Alla fine, anche nel Coronavirus l’Europa si sta mostrando disunita, peggio, ogni paese reagisce nell’emergenza ricalcando in modo impeccabile vizi e virtù nazionali.
Segno che davanti alla difficoltà rimaniamo sempre quel che siamo. La testa non cambia la pancia. Così in Francia, contro ogni evidenza, l’epidemia non è mai esistita finché non l’ha ufficialmente dichiarata il presidente della Repubblica. Appena il giorno dopo che tutti i media nazionali annunciavano la guarigione dell’ultimo malato francese e al tempo stesso sconsigliavano ai connazionali di viaggiare in Italia, terra del contagio e del cataclisma.
Segno che mentre il fortunato francese del giorno prima guariva, schiere si stavano infettando e proprio nella situazione peggiore: in un ospedale, come accadde da noi e con un paziente zero che non è mai stato né in Italia né in Cina. Ma i francesi credono ciecamente nello Stato e se c’è qualche morto la colpa è sua, non della République.
I tedeschi invece sono più preoccupati dal crollo della borsa che dall’avanzare dell’epidemia. I casi aumentano di giorno in giorno ma gli scienziati (tedeschi) assicurano che tutto è sotto controllo. E la scienza, si sa, in Germania è esatta, come ogni altra cosa del resto.

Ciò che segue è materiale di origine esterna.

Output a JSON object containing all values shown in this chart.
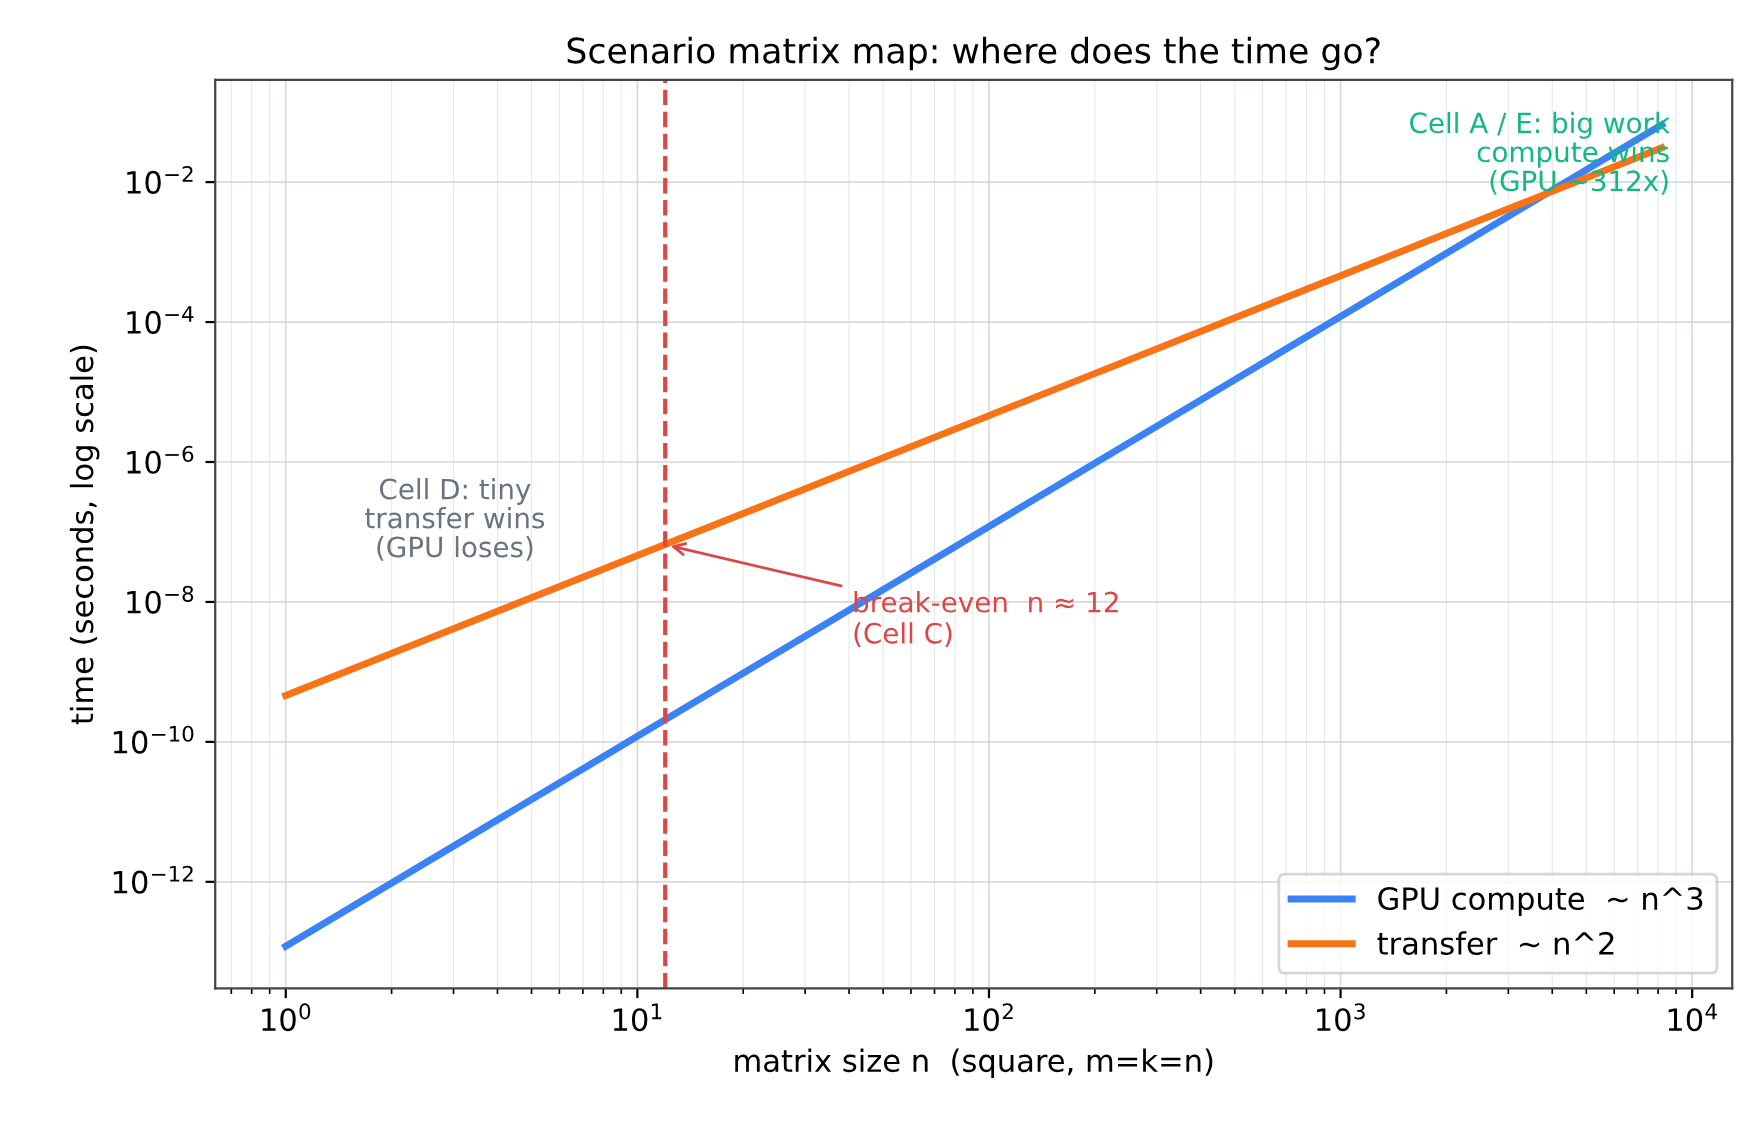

Nessuna zona chiusa in Germania dove i Länder hanno ogni potere ma non i mezzi per isolare intere città. Per farlo, come accadde in Cina, bisognerebbe dispiegare l’esercito. E allora scoppiano le polemiche. Perché questo è un grande tabù in Germania. L’esercito ha l’assoluto divieto, salvo rari casi, di dispiegarsi sul territorio nazionale. Nazismo insegna.
In Belgio invece, paese del surrealismo, non si registra nessun caso. Bruxelles è un fulcro del trasporto aereo internazionale, voli dalla Cina compresi e mai bloccati, capitale europea dove si riuniscono ogni giorno centinaia di persone da tutta Europa, eppure qui il Coronavirus non esiste. Come sarà? Semplicemente perché qui non si fanno test. O meglio, un virologo fiammingo dice di farli e uno vallone dice di no. Tipico litigio permanente in un paese che da più di un anno non ha governo. Niente governo, niente virus. Le direttive ricevute dagli ospedali dicono di trattare ogni caso come un’influenza, salvo complicazioni. Quindi molto probabilmente qui a Bruxelles il Coronavirus c’è, è vivo e lotta con noi. Ce l’abbiamo già avuto tutti e non lo sapevamo.

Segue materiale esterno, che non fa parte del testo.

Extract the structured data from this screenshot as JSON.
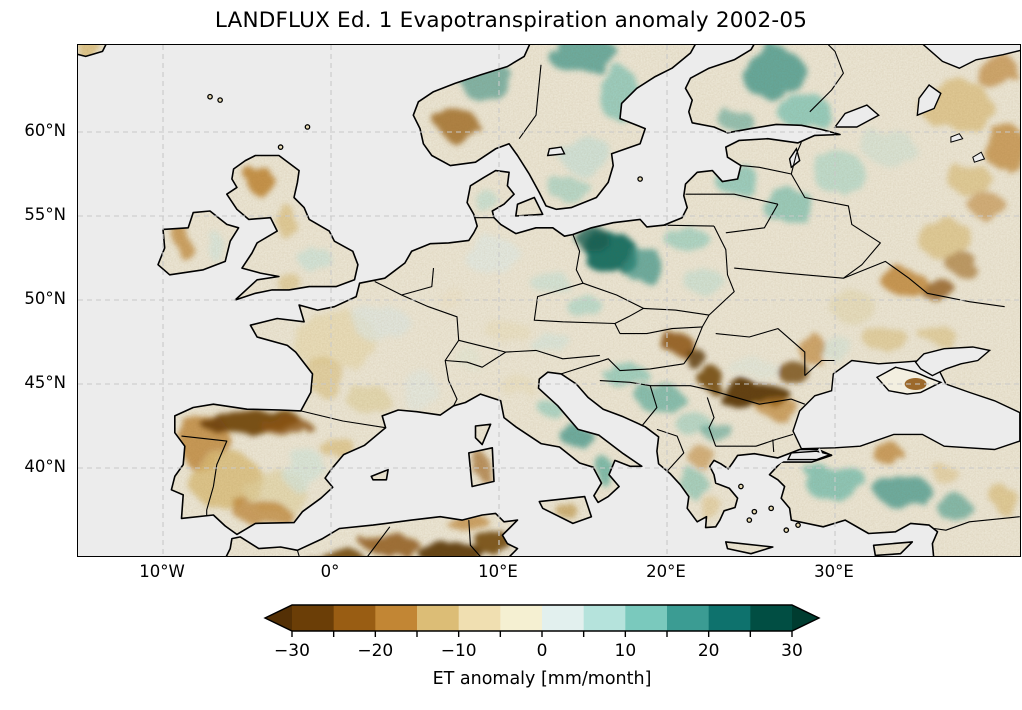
{
  "figure": {
    "title": "LANDFLUX Ed. 1 Evapotranspiration anomaly 2002-05",
    "background_color": "#ffffff"
  },
  "map": {
    "ocean_color": "#ececec",
    "land_base_color": "#f3efe0",
    "coastline_color": "#000000",
    "border_color": "#000000",
    "gridline_color": "#c9c9c9",
    "extent": {
      "lon_min": -15.1,
      "lon_max": 41.0,
      "lat_min": 34.8,
      "lat_max": 65.2
    },
    "x_ticks": [
      {
        "label": "10°W",
        "lon": -10
      },
      {
        "label": "0°",
        "lon": 0
      },
      {
        "label": "10°E",
        "lon": 10
      },
      {
        "label": "20°E",
        "lon": 20
      },
      {
        "label": "30°E",
        "lon": 30
      }
    ],
    "y_ticks": [
      {
        "label": "60°N",
        "lat": 60
      },
      {
        "label": "55°N",
        "lat": 55
      },
      {
        "label": "50°N",
        "lat": 50
      },
      {
        "label": "45°N",
        "lat": 45
      },
      {
        "label": "40°N",
        "lat": 40
      }
    ]
  },
  "colorbar": {
    "label": "ET anomaly [mm/month]",
    "tick_labels": [
      "−30",
      "−20",
      "−10",
      "0",
      "10",
      "20",
      "30"
    ],
    "tick_values": [
      -30,
      -20,
      -10,
      0,
      10,
      20,
      30
    ],
    "minor_tick_step": 5,
    "levels": [
      -30,
      -25,
      -20,
      -15,
      -10,
      -5,
      0,
      5,
      10,
      15,
      20,
      25,
      30
    ],
    "band_colors": [
      "#6b3e07",
      "#995d13",
      "#c28634",
      "#dcbd76",
      "#f0dfb1",
      "#f5f0d2",
      "#e2f0ee",
      "#b5e3dc",
      "#7ac9bd",
      "#3b9c93",
      "#0e726d",
      "#014e43"
    ],
    "under_arrow_color": "#543005",
    "over_arrow_color": "#003c30",
    "outline_color": "#000000"
  },
  "chart_data": {
    "type": "heatmap",
    "title": "LANDFLUX Ed. 1 Evapotranspiration anomaly 2002-05",
    "variable": "ET anomaly",
    "units": "mm/month",
    "period": "2002-05",
    "colormap": "BrBG diverging (brown = negative, teal = positive)",
    "value_range": [
      -30,
      30
    ],
    "region": "Europe / North Africa / Anatolia, PlateCarree lon -15..41, lat 35..65",
    "grid": "dashed graticule every 10° lon / 5° lat",
    "legend_position": "horizontal colorbar below map",
    "notable_anomalies": [
      {
        "region": "Western Poland",
        "sign": "positive",
        "approx_mm_month": 25
      },
      {
        "region": "Scandinavia / Finland",
        "sign": "positive",
        "approx_mm_month": 12
      },
      {
        "region": "Turkey (Anatolia)",
        "sign": "positive",
        "approx_mm_month": 12
      },
      {
        "region": "Balkans (Serbia/Bosnia/Croatia)",
        "sign": "positive",
        "approx_mm_month": 10
      },
      {
        "region": "Southern Romania (Wallachia)",
        "sign": "negative",
        "approx_mm_month": -30
      },
      {
        "region": "Eastern Hungary / W Romania",
        "sign": "negative",
        "approx_mm_month": -25
      },
      {
        "region": "Northern Spain band",
        "sign": "negative",
        "approx_mm_month": -28
      },
      {
        "region": "Atlas / North Africa",
        "sign": "negative",
        "approx_mm_month": -30
      },
      {
        "region": "Eastern Ukraine (Kharkiv area)",
        "sign": "negative",
        "approx_mm_month": -22
      },
      {
        "region": "Southern Norway patch",
        "sign": "negative",
        "approx_mm_month": -15
      },
      {
        "region": "NE Russia (top-right)",
        "sign": "negative",
        "approx_mm_month": -12
      },
      {
        "region": "Scotland / W Ireland",
        "sign": "negative",
        "approx_mm_month": -12
      },
      {
        "region": "SE England / Germany / Alps",
        "sign": "positive",
        "approx_mm_month": 5
      }
    ]
  }
}
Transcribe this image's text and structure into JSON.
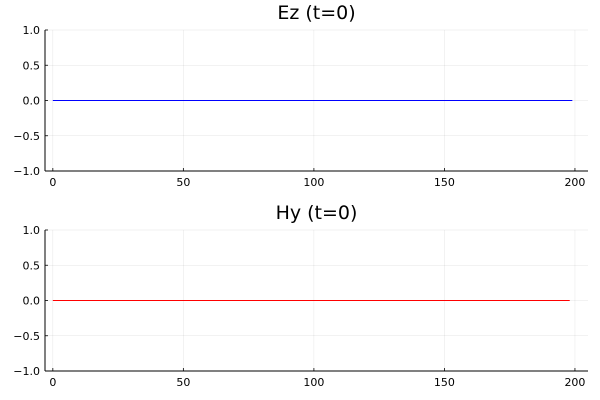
{
  "chart_data": [
    {
      "type": "line",
      "title": "Ez (t=0)",
      "xlabel": "",
      "ylabel": "",
      "xlim": [
        -3,
        205
      ],
      "ylim": [
        -1.0,
        1.0
      ],
      "xticks": [
        0,
        50,
        100,
        150,
        200
      ],
      "xtick_labels": [
        "0",
        "50",
        "100",
        "150",
        "200"
      ],
      "yticks": [
        -1.0,
        -0.5,
        0.0,
        0.5,
        1.0
      ],
      "ytick_labels": [
        "−1.0",
        "−0.5",
        "0.0",
        "0.5",
        "1.0"
      ],
      "grid": true,
      "legend": "none",
      "series": [
        {
          "color": "#0000ff",
          "x": [
            0,
            199
          ],
          "y": [
            0.0,
            0.0
          ]
        }
      ]
    },
    {
      "type": "line",
      "title": "Hy (t=0)",
      "xlabel": "",
      "ylabel": "",
      "xlim": [
        -3,
        205
      ],
      "ylim": [
        -1.0,
        1.0
      ],
      "xticks": [
        0,
        50,
        100,
        150,
        200
      ],
      "xtick_labels": [
        "0",
        "50",
        "100",
        "150",
        "200"
      ],
      "yticks": [
        -1.0,
        -0.5,
        0.0,
        0.5,
        1.0
      ],
      "ytick_labels": [
        "−1.0",
        "−0.5",
        "0.0",
        "0.5",
        "1.0"
      ],
      "grid": true,
      "legend": "none",
      "series": [
        {
          "color": "#ff0000",
          "x": [
            0,
            198
          ],
          "y": [
            0.0,
            0.0
          ]
        }
      ]
    }
  ]
}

Poi arriviamo noi italiani, con il nostro melodramma nazionale. Fifoni nei secoli, abbiamo voluto sapere ad ogni costo se eravamo contagiati oppure no. Così giù tamponi a tappeto. E inevitabilmente abbiamo scoperto centinaia di casi che se avessimo lasciato perdere non sarebbero neppure emersi. Solo sulla nostra stampa ci sono pagine e pagine sul Coronavirus con decine di esperti che dicono tutti una cosa diversa e governatori regionali che fanno tutti una cosa diversa eccetto quella che dice il governo. Solo da noi l’epidemia è diventata terreno di scontro politico, solo da noi i supermercati sono stati svuotati, le scuole chiuse, le città deserte, i mercati settimanali sospesi, annullato perfino il circolo di lettura di mia madre: 15 persone… Con la conseguenza che le fabbriche chiudono, la crescita zero incombe, gli italiani vengono respinti alle frontiere di certi paesi, ricaricati in aereo e spediti a casa e nel mondo intero appena uno torna dalla Lombardia lo mettono in quarantena.
E sui social di tutto il mondo infuriano barzellette sugli italiani, come quella che mostra un posto di blocco della polizia e in inglese dice. “Breaking news: Italy switches sides, joins Coronavirus”. Ultim’ora: L’Italia passa dall’altra parte e si allea con il Coronavirus. Come l’epidemia, anche la nostra reputazione di voltagabbana è dura a morire.